Mea Culpa


A superioridade prática das grandes religiões cristãs estava em doirarem a pílula. Não procuravam atordoar, não andavam à cata de eleitores, não sentiam a necessidade de agradar, não precisavam de dar ao rabo. Iam buscar o Homem ao berço e impingiam-lhe a verdade sem mais cerimónias. Cantavam-lha bem cantada e sem subterfúgios: "Tu putrículo informe e insignificante, tu nunca passarás de imundície... És só merda de nascença... Estás a perceber?... É mais do que evidente, é o princípio de tudo!
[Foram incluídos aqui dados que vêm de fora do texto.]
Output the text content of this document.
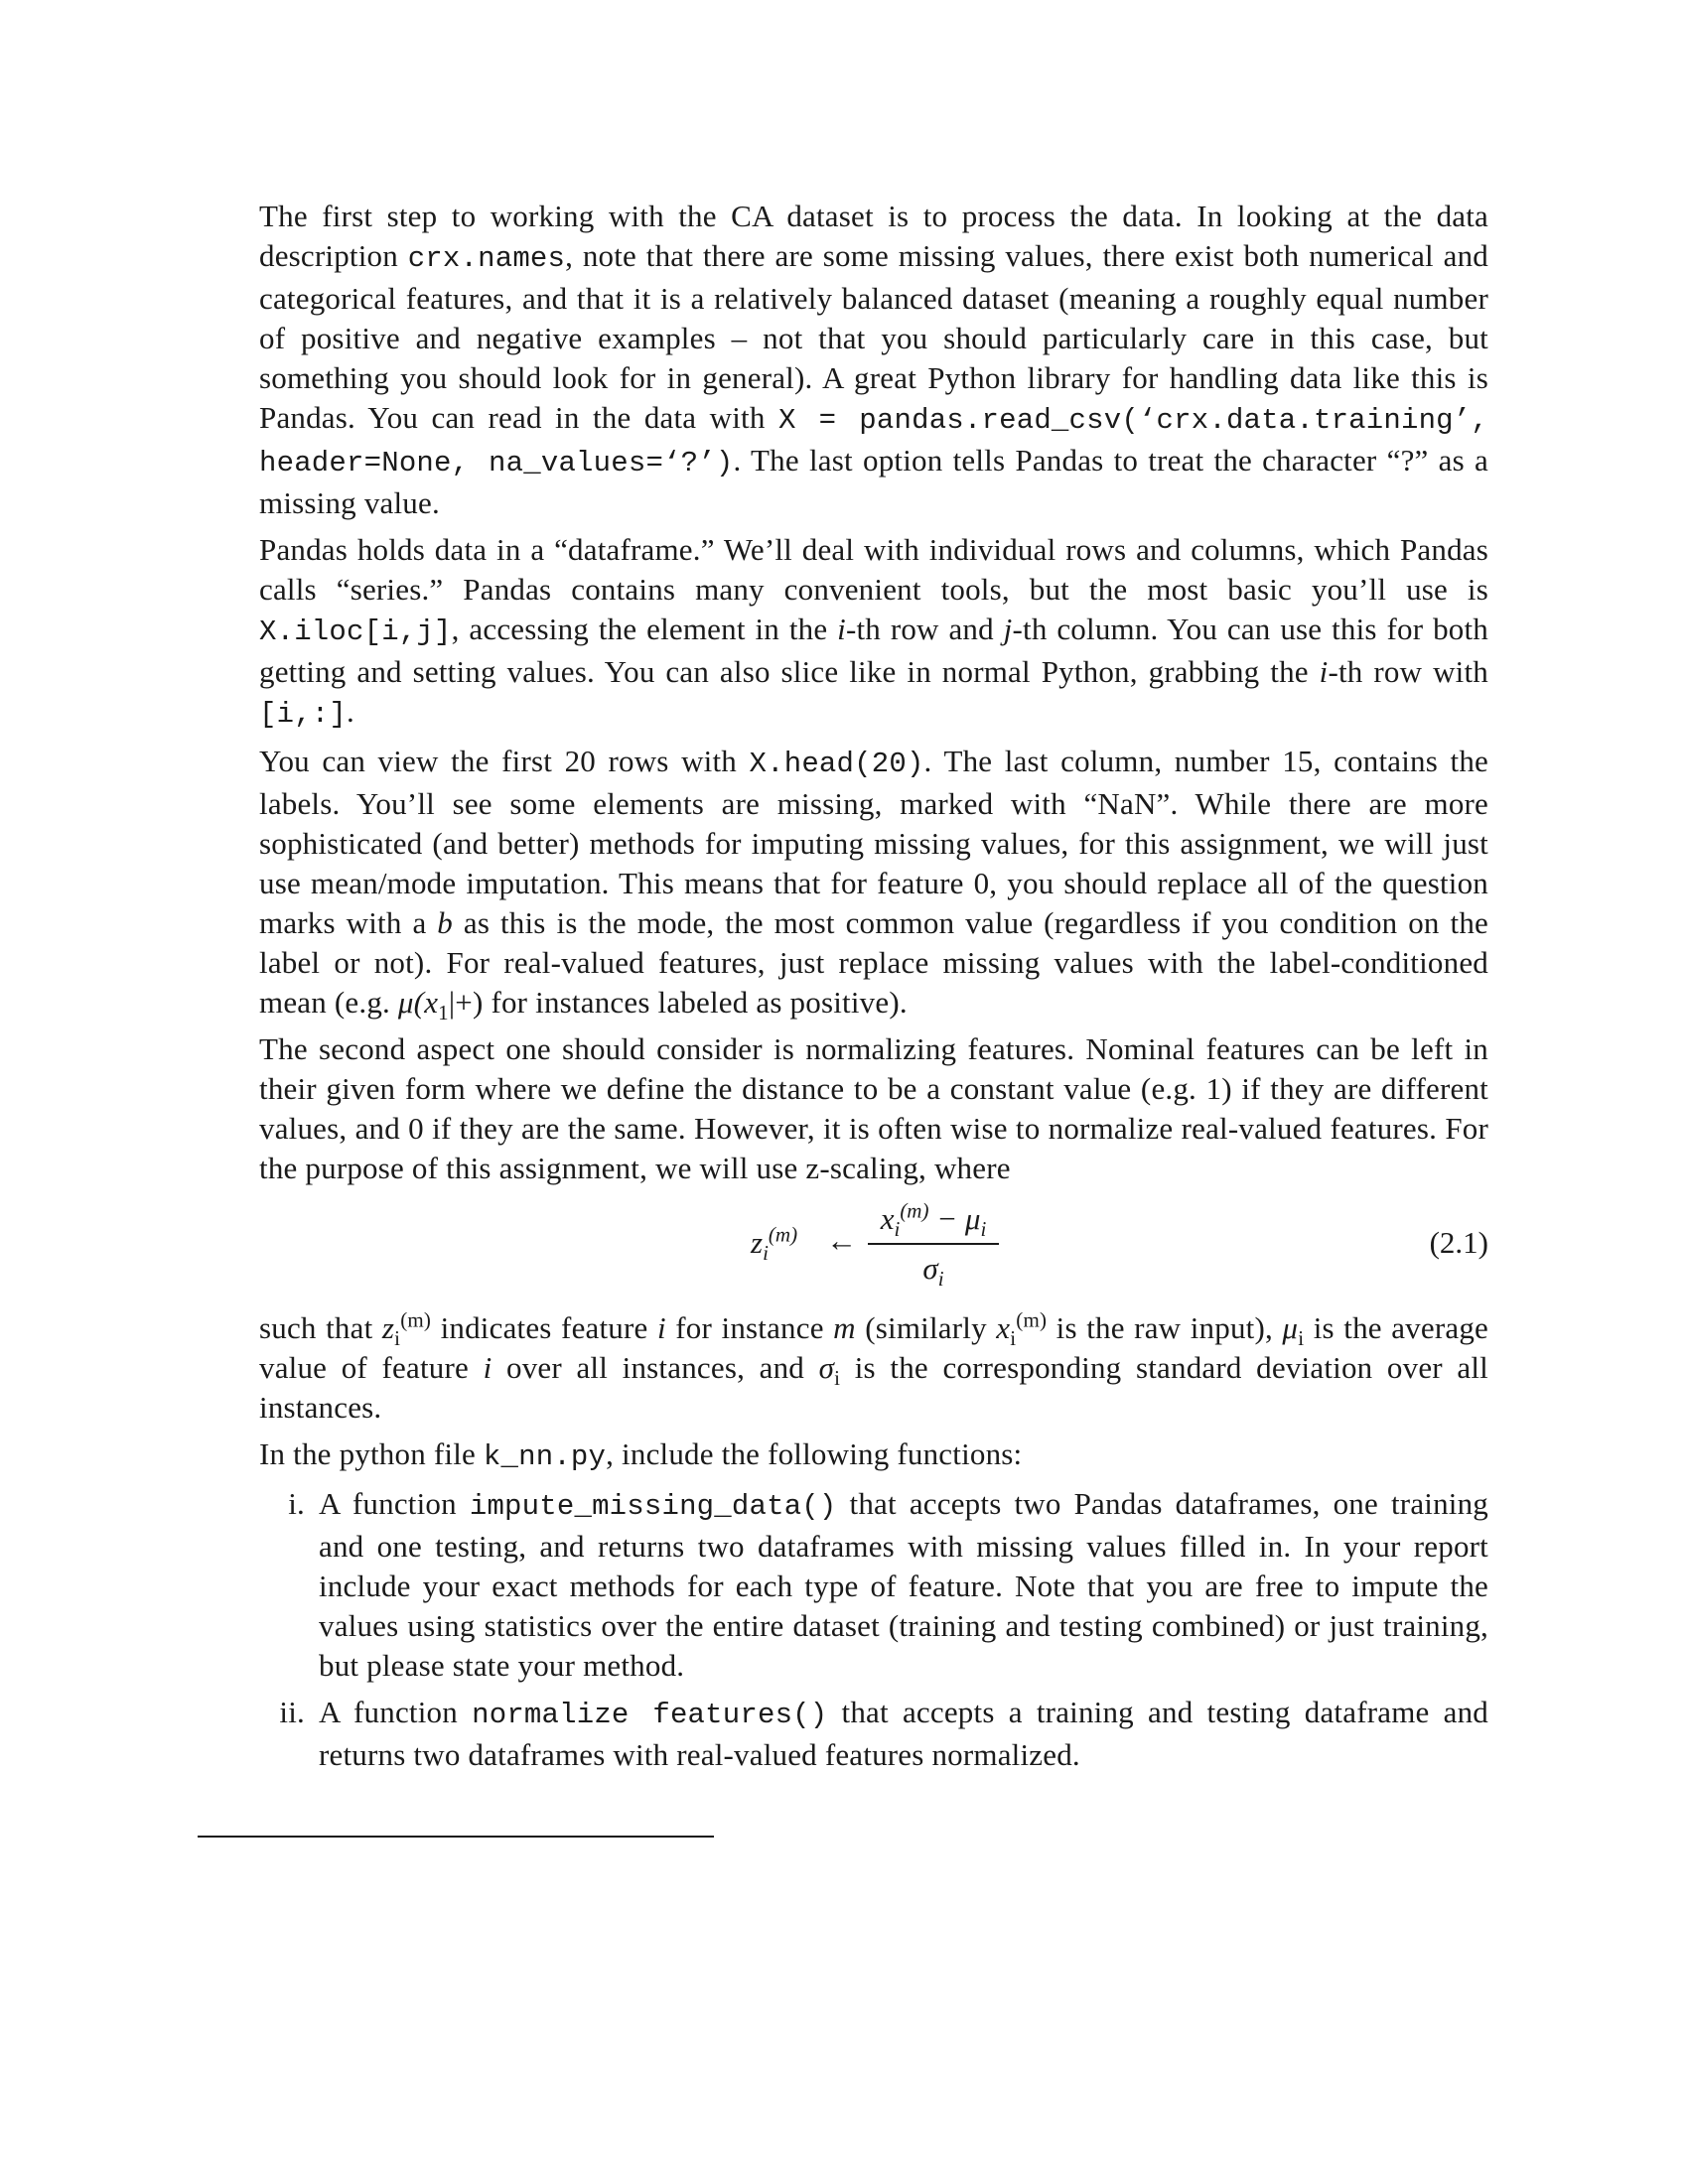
The first step to working with the CA dataset is to process the data. In looking at the data description crx.names, note that there are some missing values, there exist both numerical and categorical features, and that it is a relatively balanced dataset (meaning a roughly equal number of positive and negative examples – not that you should particularly care in this case, but something you should look for in general). A great Python library for handling data like this is Pandas. You can read in the data with X = pandas.read_csv(‘crx.data.training’, header=None, na_values=‘?’). The last option tells Pandas to treat the character “?” as a missing value.

Pandas holds data in a “dataframe.” We’ll deal with individual rows and columns, which Pandas calls “series.” Pandas contains many convenient tools, but the most basic you’ll use is X.iloc[i,j], accessing the element in the i-th row and j-th column. You can use this for both getting and setting values. You can also slice like in normal Python, grabbing the i-th row with [i,:].

You can view the first 20 rows with X.head(20). The last column, number 15, contains the labels. You’ll see some elements are missing, marked with “NaN”. While there are more sophisticated (and better) methods for imputing missing values, for this assignment, we will just use mean/mode imputation. This means that for feature 0, you should replace all of the question marks with a b as this is the mode, the most common value (regardless if you condition on the label or not). For real-valued features, just replace missing values with the label-conditioned mean (e.g. $\mu(x_1|+)$ for instances labeled as positive).

The second aspect one should consider is normalizing features. Nominal features can be left in their given form where we define the distance to be a constant value (e.g. 1) if they are different values, and 0 if they are the same. However, it is often wise to normalize real-valued features. For the purpose of this assignment, we will use z-scaling, where

$z_i^{(m)}$ ←
$x_i^{(m)} - \mu_i$
$\sigma_i$
(2.1)

such that $z_i^{(m)}$ indicates feature i for instance m (similarly $x_i^{(m)}$ is the raw input), $\mu_i$ is the average value of feature i over all instances, and $\sigma_i$ is the corresponding standard deviation over all instances.

In the python file k_nn.py, include the following functions:

i. A function impute_missing_data() that accepts two Pandas dataframes, one training and one testing, and returns two dataframes with missing values filled in. In your report include your exact methods for each type of feature. Note that you are free to impute the values using statistics over the entire dataset (training and testing combined) or just training, but please state your method.
ii. A function normalize features() that accepts a training and testing dataframe and returns two dataframes with real-valued features normalized.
Mas... se calhar... se calhar... se calhar... vendo a coisa mais de perto... pode ser que tenhas uma oportunidade de te perdoarem por seres assim imundo, excremencial, incrível... É mostrares boa cara a todas as penas, provações, misérias e tormentos da tua existência breve ou longa. Em perfeita humildade... A vida, a velhaca, não é mais do que uma prova rude! Não te esfalfes! Não andes à procura de grandes trabalheiras! Salva a tua alma, já não é mau de todo! Talvez lá no fim do calvário, se fores extremamente cumpridor, herói do "cala o bico", venhas a espichar dentro dos princípios... Mas não é certo... um pelinho menos pútrido ao dar o berro do que ao nascer... quando caíres na noite mais respirável do que na aurora... Mas deixa-te de ideias! É tudo!... Cautelinha! Não especules com grandes coisas! Para um cagalhão, isso é o máximo!..."
Isto sim! é que é conversa a sério! dos verdadeiros Padres da Igreja! Que entendiam da poda! Que não alimentavam ilusões!
A grande pretensão à felicidade, não há impostura maior! É ela que complica a vida toda! Que torna a gente tão peçonhenta, crapulosa, intragável. Na existência não há felicidade, há só infelicidades mais ou menos grandes, mais ou menos tardias, ruidosas, secretas, diferidas, dissimuladas…

Louis-Ferdinand Céline in «Mea Culpa».